Imagine a graph with a smooth curve. Now picture drawing a straight line that just touches the curve at one point and follows its direction as closely as possible. This is called the tangent line.

• A tangent line to a curve represents an instantaneous rate of change of the function at that specific point.
• It shows the direction and angle of the curve at that point.

In our exercise, the tangent line touches the curve described by the function \( y = x^3 - 2x \) at the point (-1, 1). To find the tangent line, we first need the derivative of the function, as it gives us the slope of the tangent line.

When we talk about "area under the curve," we mean the total space between the graph of a function and the x-axis over a specific interval.
This area can be thought of as the sum of a series of rectangles of infinitesimally small width under the curve and is calculated using an integral.

• In this exercise, however, we are interested in the area between the curve \( y = x^3 - 2x \) and its tangent line.
• This means we calculate not just under the curve itself, but also include the space under the tangent line, effectively finding the area between them.

The definite integral helps with the calculation by evaluating the net area between these functions over specified boundaries.

The derivative of a function is the mathematical tool that tells us how fast something is changing at any given point.

• It describes the rate of change or the slope of the function's graph at any point on that graph.
• Finding the derivative is crucial for determining the slope of the tangent line to a function's graph.

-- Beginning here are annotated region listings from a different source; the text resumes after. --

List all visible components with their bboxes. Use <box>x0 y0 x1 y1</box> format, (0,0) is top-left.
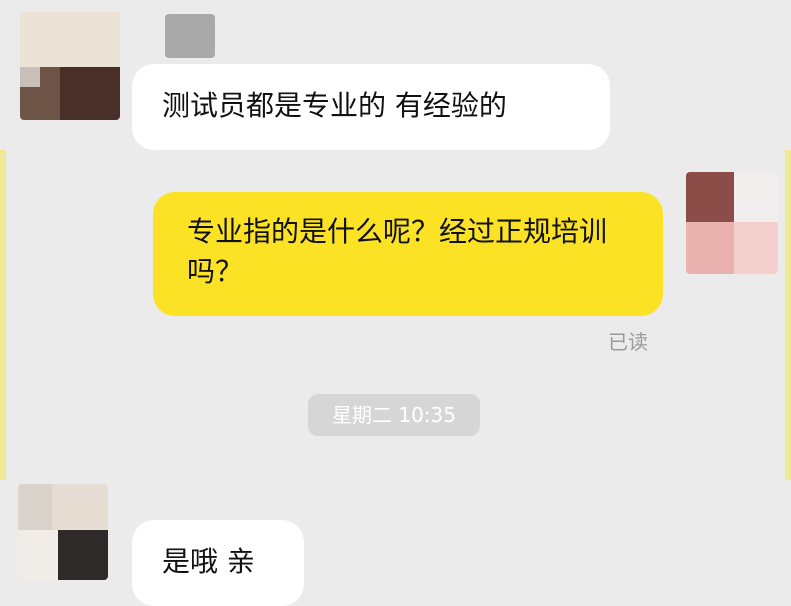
incoming-avatar-bottom[interactable] <box>18 484 108 580</box>
message-text: 测试员都是专业的 有经验的 <box>162 89 507 122</box>
avatar-pixel <box>18 484 52 530</box>
avatar-pixel <box>686 222 734 274</box>
left-edge-accent <box>0 150 6 480</box>
avatar-pixel <box>20 12 120 67</box>
chat-view: 测试员都是专业的 有经验的 专业指的是什么呢？经过正规培训吗？ 已读 星期二 1… <box>0 0 791 606</box>
incoming-avatar-top[interactable] <box>20 12 120 120</box>
avatar-pixel <box>686 172 734 222</box>
incoming-message-bubble[interactable]: 测试员都是专业的 有经验的 <box>132 64 610 150</box>
outgoing-avatar[interactable] <box>686 172 778 274</box>
avatar-pixel <box>20 67 40 87</box>
avatar-pixel <box>60 67 120 120</box>
avatar-pixel <box>734 172 778 222</box>
message-text: 是哦 亲 <box>162 545 255 578</box>
outgoing-message-bubble[interactable]: 专业指的是什么呢？经过正规培训吗？ <box>153 192 663 316</box>
avatar-pixel <box>58 530 108 580</box>
timestamp-divider: 星期二 10:35 <box>308 394 480 436</box>
right-edge-accent <box>785 150 791 480</box>
avatar-pixel <box>18 530 58 580</box>
avatar-pixel <box>734 222 778 274</box>
read-status: 已读 <box>608 330 648 354</box>
incoming-message-bubble[interactable]: 是哦 亲 <box>132 520 304 606</box>
message-text: 专业指的是什么呢？经过正规培训吗？ <box>187 215 608 288</box>
pixelated-image-icon <box>165 14 215 58</box>
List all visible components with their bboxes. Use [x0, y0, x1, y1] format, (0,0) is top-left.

In the given exercise, the derivative of \( y = x^3 - 2x \) is calculated to be \( y' = 3x^2 - 2 \). Evaluating this derivative at the point of interest, \( x = -1 \), gives the slope of the tangent line. This slope is crucial for constructing the equation of the tangent line, which we need to find the area in question.

The concept of the point of tangency is straightforward but important. It is the exact point where the tangent line touches the curve without cutting across it.

• This point provides us with a specific location on the graph to find our tangent line's slope.
• In this exercise, the point of tangency is (-1, 1).

Using this point, along with the slope from the derivative, allows us to use the point-slope form to write the equation of our tangent line. Establishing this line is essential for accurately finding the area bounded by the curve and the tangent line.